Hutang kita sangat besar. Kita sudah mati karena pelanggaran dan dosa-dosa kita. Kita adalah musuh Allah dan kita adalah orang-orang durhaka. Lalu, apa yang terjadi? Kita bertobat dan percaya. Kita menyembah Dia seperti yang dilakukan hamba itu dan memohon agar Raja mengampuni kita. Dan Ia mengabulkan permohonan kita! Ini namanya kasih karunia. Oleh kasih karunia kita diselamatkan. Itulah juga yang dialami hamba tersebut: oleh kasih karunia ia diselamatkan dari hutangnya yang besar. Tidak ada perbuatan apa pun yang dapat Anda, saya, atau hamba itu lakukan untuk dapat membayar hutang itu. Hanya kasih karunia yang dapat melakukannya. Jadi keselamatan adalah karena kasih karunia melalui iman dan keselamatan tidak dapat diperoleh karena kita melakukan perbuatan baik karena tidak ada perbuatan baik apa pun yang dapat membayar hutang kita yang sedemikian besar itu. Saya rasa, sampai di sini baik-baik saja. Tetapi, Tuhan tidak berhenti sampai di sini!
Ia melihat apa yang hamba itu lakukan dan ternyata setelah hutangnya yang besar itu diampuni, ia tidak mau mengampuni kawannya yang berhutang sejumlah kecil kepadanya. Hamba itu diampuni tetapi ia tidak berjalan sebagai orang yang telah mengalami pengampunan. Sekarang, apakah Raja itu adil apabila di sini Ia tidak melakukan penghakiman? Tidak. Sebaliknya Ia benar-benar tidak adil apabila tidak melakukan apa pun dalam hal ini. Namun, inilah yang justru banyak orang harapkan dari Tuhan: mereka berharap Tuhan mengampuni mereka namun ingin agar Tuhan jangan menghakimi mereka apabila mereka bersikeras untuk tidak hidup seperti orang yang sudah diampuni.

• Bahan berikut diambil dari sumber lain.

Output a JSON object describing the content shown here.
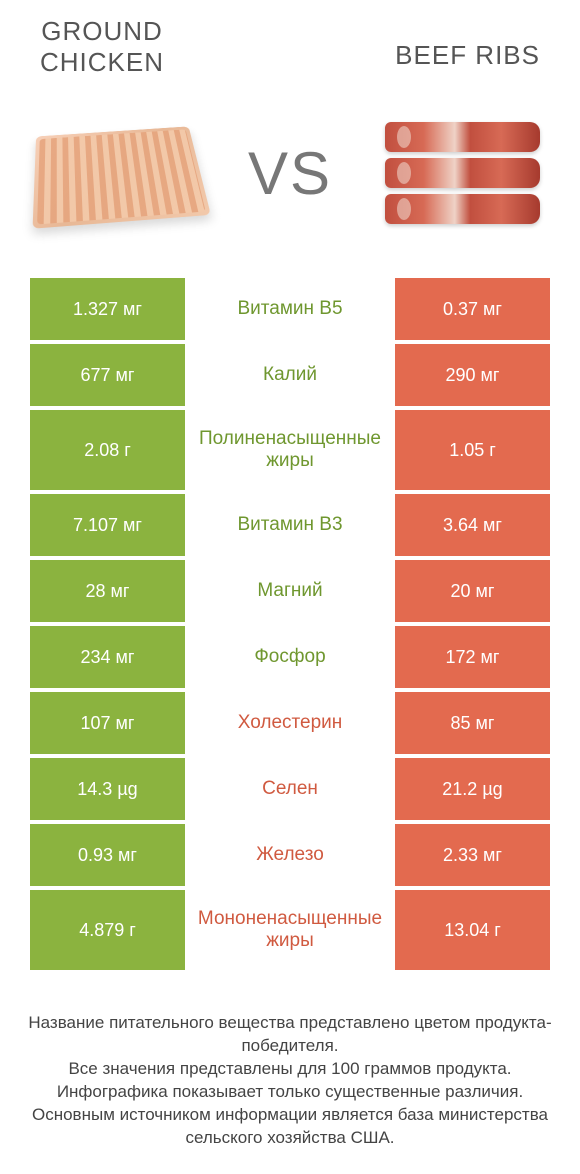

Ketika Tuhan menghakimi hamba itu dan mengembalikan hutangnya yang besar yang tadinya sudah diampuni, apakah itu berarti ia tidak berkasih karunia? Tidak! Kasih karunia-Nya telah dimanifestasikan ketika Ia pada mulanya mengampuni hamba itu dan membebaskannya dari hutangnya yang besar. Tetapi, setelah melihat bahwa hamba ini sama sekali tidak berjalan sebagai seseorang yang telah diampuni tetapi memanfaatkan kebebasannya dengan menekan kawannya serta memerintahkan agar “keadilan” diterapkan dalam hal hutang yang kecil itu, maka keadilan pun harus diterapkan atas dirinya juga! Jadi jangan menyalahartikan kasih karunia dan keadilan. Allah adalah keduanya: Ia Maha Kasih dan Ia juga Maha Adil. Apabila kita bertobat dengan sepenuh hati, kita pun menerima kasih karunia. Namun, jika kita tidak mau mengampuni, atau pada dasarnya kita meminta penghakiman terjadi atas mereka yang bersalah kepada kita, maka penghakiman itu akan diterapkan, tetapi akan dimulai dari kita! Dalam hal ini, Allah kita tidak meninggalkan sedikit pun ruang untuk kesalahpengertian:
“Hai hamba yang jahat, seluruh hutangmu telah kuhapuskan karena engkau memohonkannya kepadaku. Bukankah engkaupun harus mengasihani kawanmu seperti aku telah mengasihani engkau? Maka marahlah tuannya itu dan menyerahkannya kepada algojo-algojo, sampai ia melunaskan seluruh hutangnya. Maka Bapa-Ku yang di sorga akan berbuat demikian juga terhadap kamu, apabila kamu masing-masing tidak mengampuni saudaramu dengan segenap hatimu."
Dan sekali lagi dinyatakan dalam Doa Bapa Kami:
Matius 6:12
“dan ampunilah kami akan kesalahan kami, seperti kami juga mengampuni orang yang bersalah kepada kami”
Ini dijelaskan lebih jauh oleh Tuhan dalam ayat 14-15:
“Karena jikalau kamu mengampuni kesalahan orang, Bapamu yang di sorga akan mengampuni kamu juga. Tetapi jikalau kamu tidak mengampuni orang, Bapamu juga tidak akan mengampuni kesalahanmu.”
Bahwa Allah bukan hanya penuh kemurahan dan kebaikan tetapi juga penuh kebenaran disertai kekerasan yang sesuai dengan kebenaran itu, diringkaskan dengan sangat baik oleh Paulus dalam Roma 11:22, di mana ia berkata:
“Sebab itu perhatikanlah kemurahan Allah dan juga kekerasan-Nya, yaitu kekerasan atas orang-orang yang telah jatuh, tetapi atas kamu kemurahan-Nya, yaitu jika kamu tetap dalam kemurahan-Nya; jika tidak, kamupun akan dipotong juga.”
Ada kemurahan Allah dan kemurahan ini akan kita terima jika kita terus berjalan di jalan iman yang sempit, jika kita tetap tinggal di dalam Kristus, di dalam Dia yang telah membayar harga bagi kita. Tetapi, jika kita tidak melakukannya, dan kita tidak terus berada di dalam kemurahan-Nya, atau dengan kata lain, jika kita memilih, sama seperti hamba itu, untuk berjalan seperti orang yang belum menerima pengampunan dari dosa dan pelanggaran, yang di dalamnya kita mati, maka bukan kemurahan yang kita dapatkan tetapi kekerasan-Nya. Allah adalah keduanya dan kita memilih apa yang akan kita dapatkan.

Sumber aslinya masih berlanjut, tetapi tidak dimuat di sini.